Oh hey, a prompt.
How do you waste the most time every day?
I have a confession: I’m fascinated by the worst people. It’s probably detrimental to my mental health, but I often find myself looking in the comments section of absolute cesspools on the internet for hours on end.
In my more naive years, I’d often debate people like this. I’d craft some well-written argument about how yes, trans folks are valid, gay folks should have a right to be with who they please, and black folks should, ya know, exist. This is usually followed by guys with profile pictures that look like a frostbitten toe laugh reacting the post to hell. I’ve since stopped because it’s no use arguing with people who look like this:

I consider it a matter of knowing my enemy. I want to know what these asshats’ talking points are so I can watch for signs of that shit in everyday conversation. The second someone brings up TERF rhetoric or starts talking about how we need a “straight white pride” month, I know to run in the opposite direction as fast as humanly possible. But also, it’s just kind of fascinating to me. Like, what leads a person to that level of hate? What makes one devolve into posting bullshit like this?
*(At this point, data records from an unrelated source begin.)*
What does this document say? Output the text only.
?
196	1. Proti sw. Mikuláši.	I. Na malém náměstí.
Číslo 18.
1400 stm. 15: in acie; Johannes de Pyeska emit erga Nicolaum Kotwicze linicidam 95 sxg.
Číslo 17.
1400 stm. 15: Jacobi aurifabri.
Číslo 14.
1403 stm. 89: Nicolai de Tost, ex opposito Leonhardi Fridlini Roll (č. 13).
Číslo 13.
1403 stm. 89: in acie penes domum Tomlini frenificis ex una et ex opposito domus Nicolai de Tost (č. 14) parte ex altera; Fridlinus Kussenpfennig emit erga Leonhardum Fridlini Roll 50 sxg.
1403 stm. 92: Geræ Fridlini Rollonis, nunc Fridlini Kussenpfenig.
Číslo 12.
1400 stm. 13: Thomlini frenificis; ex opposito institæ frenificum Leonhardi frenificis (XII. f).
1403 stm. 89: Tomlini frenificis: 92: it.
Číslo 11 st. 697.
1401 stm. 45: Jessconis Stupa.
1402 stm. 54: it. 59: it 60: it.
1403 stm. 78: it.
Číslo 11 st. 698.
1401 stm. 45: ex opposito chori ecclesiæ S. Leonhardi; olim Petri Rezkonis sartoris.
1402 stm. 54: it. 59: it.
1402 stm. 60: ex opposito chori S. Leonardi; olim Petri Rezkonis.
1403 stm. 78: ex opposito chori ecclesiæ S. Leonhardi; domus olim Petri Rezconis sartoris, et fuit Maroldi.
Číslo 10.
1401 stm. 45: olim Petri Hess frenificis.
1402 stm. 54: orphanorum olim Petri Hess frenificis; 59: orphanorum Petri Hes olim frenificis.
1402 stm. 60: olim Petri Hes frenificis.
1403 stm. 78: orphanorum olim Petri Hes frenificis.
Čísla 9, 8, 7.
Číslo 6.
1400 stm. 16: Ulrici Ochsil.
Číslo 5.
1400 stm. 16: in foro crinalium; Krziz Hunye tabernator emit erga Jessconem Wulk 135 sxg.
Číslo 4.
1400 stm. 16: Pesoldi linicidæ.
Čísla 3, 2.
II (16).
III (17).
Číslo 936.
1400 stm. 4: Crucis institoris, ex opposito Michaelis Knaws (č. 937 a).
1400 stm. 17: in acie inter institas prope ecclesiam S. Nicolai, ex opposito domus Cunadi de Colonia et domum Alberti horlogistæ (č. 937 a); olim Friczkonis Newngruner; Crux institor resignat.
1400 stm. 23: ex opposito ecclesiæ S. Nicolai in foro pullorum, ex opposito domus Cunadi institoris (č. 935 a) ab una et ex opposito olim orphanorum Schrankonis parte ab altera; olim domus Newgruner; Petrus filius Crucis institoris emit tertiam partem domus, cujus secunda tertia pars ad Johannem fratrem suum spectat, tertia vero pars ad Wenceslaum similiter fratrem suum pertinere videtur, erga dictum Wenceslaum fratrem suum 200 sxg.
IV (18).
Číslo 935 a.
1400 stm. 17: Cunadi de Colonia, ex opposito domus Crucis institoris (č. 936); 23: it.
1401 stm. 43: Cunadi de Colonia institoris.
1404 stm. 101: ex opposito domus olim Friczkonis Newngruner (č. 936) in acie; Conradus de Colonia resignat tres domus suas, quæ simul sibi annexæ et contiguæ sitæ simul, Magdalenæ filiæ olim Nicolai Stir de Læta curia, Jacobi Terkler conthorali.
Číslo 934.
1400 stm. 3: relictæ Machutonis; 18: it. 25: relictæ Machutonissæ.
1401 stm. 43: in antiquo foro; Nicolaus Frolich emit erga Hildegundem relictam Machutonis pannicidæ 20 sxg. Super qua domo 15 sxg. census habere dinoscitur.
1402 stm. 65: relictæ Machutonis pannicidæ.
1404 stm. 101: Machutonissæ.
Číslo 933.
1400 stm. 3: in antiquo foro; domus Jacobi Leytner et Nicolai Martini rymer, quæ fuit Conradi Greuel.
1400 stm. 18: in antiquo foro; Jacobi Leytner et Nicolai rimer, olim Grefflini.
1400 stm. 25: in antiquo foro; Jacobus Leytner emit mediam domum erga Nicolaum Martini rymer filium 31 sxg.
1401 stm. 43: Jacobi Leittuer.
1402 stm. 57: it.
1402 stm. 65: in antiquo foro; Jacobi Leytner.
It costs zero dollars to not suck. Imagine if people just minded their own business and didn’t brigade random people’s posts because they shared a picture of a queer person having fun? The other day, I had to put one of my own posts on private because it kept getting shared to hate groups. Like, why though? What are people getting out of this? I wasn’t even that mad — haters make me famous and all that — but the notifications were annoying as hell, and I was tired of seeing Greg’s thumb-looking ass popping up on my feed every few minutes.
I guess to me, it’s a reminder of what I fight for everyday. I use my platform on here to humanize the queer experience. I realize a lot of these folks have probably never met someone who isn’t exactly like them. I was similar when I first went off to university. I repeated the whole “Adam and Eve, not Adam and Steve” BS because my high school friends would say it — God knows I’d never admit to being bisexual in front of them. But a funny thing happened when I moved to my college town. I met other queer folks and even came to terms with my own queerness, and I changed. But these people have never left their hometowns. They’re in a white, cishet circle-jerk forever, and it’s actually pretty sad. There’s a lot of beauty in human diversity and the way we connect with one another. We’re just people, and we want to live and love too.

I should probably cut back on my “patrolling” these ugly spaces though. Even reporting doesn’t do any good — the comments never get taken down (thanks, Zucc!). Maybe I should look more toward the beautiful things in life and focus my energies there instead. Even the Bible says so:
Finally, brothers and sisters, whatever is true, whatever is noble, whatever is right, whatever is pure, whatever is lovely, whatever is admirable—if anything is excellent or praiseworthy—think about such things.
-Philippians 4:8
Hmm, maybe the Good Book is onto something.